There was Jonathan, peevish and surly, who showed every sign of becoming a male version of his mother.

Anne, self-possessed and gracious, who reminded John of his own mother, who had been a lady in the truest sense of the word.

And lastly, Lizzie. She looked like neither of them, and her impetuosity and clever tongue were all her own.

In some ways, John was proudest of her. In others, he despaired and often wondered if he should have sent her back to England. Living with Elsie would have taken the edge off her a bit, but every time he had thought about it, he couldn't bear the thought of not being with her.

“Would you like to go home to England for a holiday?” he suddenly asked her.

She looked at him as if he had gone mad. “No! This is my home!”

“Well, would you like to go there for a holiday anyway?” he pressed.

She looked fearful. “And stay with Mummy? No, Daddy, I want to stay here with you.”

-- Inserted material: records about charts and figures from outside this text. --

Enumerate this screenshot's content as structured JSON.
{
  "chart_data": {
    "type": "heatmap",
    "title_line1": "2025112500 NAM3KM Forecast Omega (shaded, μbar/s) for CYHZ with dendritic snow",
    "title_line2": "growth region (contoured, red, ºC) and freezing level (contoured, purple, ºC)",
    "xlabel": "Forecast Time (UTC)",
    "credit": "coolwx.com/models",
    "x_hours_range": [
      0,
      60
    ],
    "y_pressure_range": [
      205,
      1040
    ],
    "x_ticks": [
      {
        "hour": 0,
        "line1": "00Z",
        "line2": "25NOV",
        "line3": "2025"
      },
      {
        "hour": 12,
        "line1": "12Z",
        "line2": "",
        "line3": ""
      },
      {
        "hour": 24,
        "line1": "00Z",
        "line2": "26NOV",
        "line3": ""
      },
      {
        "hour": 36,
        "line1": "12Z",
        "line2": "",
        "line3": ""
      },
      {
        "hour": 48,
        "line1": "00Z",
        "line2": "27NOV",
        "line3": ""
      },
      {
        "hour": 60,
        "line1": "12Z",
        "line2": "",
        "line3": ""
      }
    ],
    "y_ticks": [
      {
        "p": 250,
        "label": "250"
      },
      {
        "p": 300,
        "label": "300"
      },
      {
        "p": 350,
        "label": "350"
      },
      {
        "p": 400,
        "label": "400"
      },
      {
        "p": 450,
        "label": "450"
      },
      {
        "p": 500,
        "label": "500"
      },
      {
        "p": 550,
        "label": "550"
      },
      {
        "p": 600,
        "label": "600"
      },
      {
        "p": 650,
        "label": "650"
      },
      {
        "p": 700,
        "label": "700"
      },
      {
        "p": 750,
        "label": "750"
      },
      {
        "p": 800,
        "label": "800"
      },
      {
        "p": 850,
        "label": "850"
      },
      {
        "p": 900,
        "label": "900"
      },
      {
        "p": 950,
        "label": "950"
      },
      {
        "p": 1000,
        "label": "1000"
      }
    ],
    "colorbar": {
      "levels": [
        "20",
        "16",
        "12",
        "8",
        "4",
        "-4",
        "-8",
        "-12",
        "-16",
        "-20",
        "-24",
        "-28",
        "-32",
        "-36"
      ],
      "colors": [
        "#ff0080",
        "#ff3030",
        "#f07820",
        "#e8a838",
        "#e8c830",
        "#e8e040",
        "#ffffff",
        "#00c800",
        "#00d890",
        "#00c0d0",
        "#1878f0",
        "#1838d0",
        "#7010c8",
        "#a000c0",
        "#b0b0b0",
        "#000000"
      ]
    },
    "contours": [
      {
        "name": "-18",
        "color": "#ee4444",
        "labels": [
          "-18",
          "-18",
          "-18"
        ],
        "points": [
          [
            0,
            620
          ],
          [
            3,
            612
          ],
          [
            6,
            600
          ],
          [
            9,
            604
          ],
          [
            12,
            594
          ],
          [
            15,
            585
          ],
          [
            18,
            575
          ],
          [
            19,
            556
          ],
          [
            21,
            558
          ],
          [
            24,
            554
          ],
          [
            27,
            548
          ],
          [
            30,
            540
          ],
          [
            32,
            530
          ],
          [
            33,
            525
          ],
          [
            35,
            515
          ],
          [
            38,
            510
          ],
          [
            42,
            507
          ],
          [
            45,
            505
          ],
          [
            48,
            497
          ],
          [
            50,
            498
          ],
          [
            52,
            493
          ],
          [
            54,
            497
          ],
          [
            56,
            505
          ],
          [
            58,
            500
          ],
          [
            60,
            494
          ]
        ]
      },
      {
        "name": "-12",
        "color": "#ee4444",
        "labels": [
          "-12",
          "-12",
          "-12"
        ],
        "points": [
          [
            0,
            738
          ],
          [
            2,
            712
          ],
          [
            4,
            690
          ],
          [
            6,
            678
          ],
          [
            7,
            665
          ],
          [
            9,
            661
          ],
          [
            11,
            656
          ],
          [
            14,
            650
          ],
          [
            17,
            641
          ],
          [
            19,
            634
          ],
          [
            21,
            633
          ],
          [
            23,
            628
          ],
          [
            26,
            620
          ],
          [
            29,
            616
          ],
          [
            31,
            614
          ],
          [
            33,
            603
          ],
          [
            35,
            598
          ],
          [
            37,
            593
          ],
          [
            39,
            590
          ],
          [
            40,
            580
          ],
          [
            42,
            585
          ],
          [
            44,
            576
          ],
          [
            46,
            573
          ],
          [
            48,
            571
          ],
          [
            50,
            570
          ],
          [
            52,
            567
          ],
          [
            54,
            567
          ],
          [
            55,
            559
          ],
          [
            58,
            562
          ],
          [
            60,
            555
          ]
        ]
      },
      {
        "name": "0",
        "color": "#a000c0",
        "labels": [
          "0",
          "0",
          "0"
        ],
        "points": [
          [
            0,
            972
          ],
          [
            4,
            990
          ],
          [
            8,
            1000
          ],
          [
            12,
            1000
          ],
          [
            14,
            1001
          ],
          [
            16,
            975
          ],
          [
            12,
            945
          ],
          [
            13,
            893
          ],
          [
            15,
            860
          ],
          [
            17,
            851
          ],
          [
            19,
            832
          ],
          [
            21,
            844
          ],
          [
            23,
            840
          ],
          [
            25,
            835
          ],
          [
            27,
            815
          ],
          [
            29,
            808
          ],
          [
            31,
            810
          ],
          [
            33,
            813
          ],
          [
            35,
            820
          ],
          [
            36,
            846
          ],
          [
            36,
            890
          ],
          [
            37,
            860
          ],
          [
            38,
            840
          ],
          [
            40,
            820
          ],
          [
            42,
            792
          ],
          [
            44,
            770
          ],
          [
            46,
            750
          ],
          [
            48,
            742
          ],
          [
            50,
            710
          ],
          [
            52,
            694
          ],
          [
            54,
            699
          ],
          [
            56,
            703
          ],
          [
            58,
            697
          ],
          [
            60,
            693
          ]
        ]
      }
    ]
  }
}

“Yes, I know, but, Lizzie, this is not really our home, you know. And one day, we're going to have to go back,” he said gently.

“Why?”

“Because we will soon be giving Ceylon her independence. There won't be a place for us then.”

She studied him. “I don't understand this at all, Daddy. How can we give Ceylon independence?”

“Because we took it away from them in the first place, moppet,” he said bluntly. “Doesn't make much sense to me either, although I don't know if I should be saying that. After all, look at me. Sudu Mahattaya and all that.”

She looked impatiently at him. “I know you don't care about all that, Daddy, but sometimes it seems so unfair.”

“What does?”

“You know, Chandi and Sunil and people like them living where they do, while we live in the bungalow. I sometimes wonder why they don't hate us.”

He laughed humorlessly. “Some of them do, some of them do. That's why we're going through the production of giving the country back to them.”

“Before they take it back for themselves?”

“Yes.”

“Will we have to go then?”

“Yes, I should think so,” he said honestly.

“Can't we stay? Just us?”

“No. It would only be a matter of time before they booted us out if we stayed. We remind them of too much.”

“Too much bad?”

“Certainly not too much good,” he replied wryly.

She sank deeper in her seat and thought about what he had said. She didn't want to go back to England and wondered how she could stay. So deep was she in her reverie that she didn't notice they had arrived until the car stopped with its usual inelegant lurch.

John was gone for less than five minutes, but when he got back, he looked worried.

“Is everything okay, Daddy?” she asked, feeling guilty about her tantrum when he had so many more important things on his mind.

“What? Oh yes, yes. Everything's fine,” he said distractedly.

She pretended to study the passing scenery, wondering why grown-ups bothered to lie. Obviously something was bothering her father and, equally obviously, he didn't want to tell her about it. So why say everything was fine?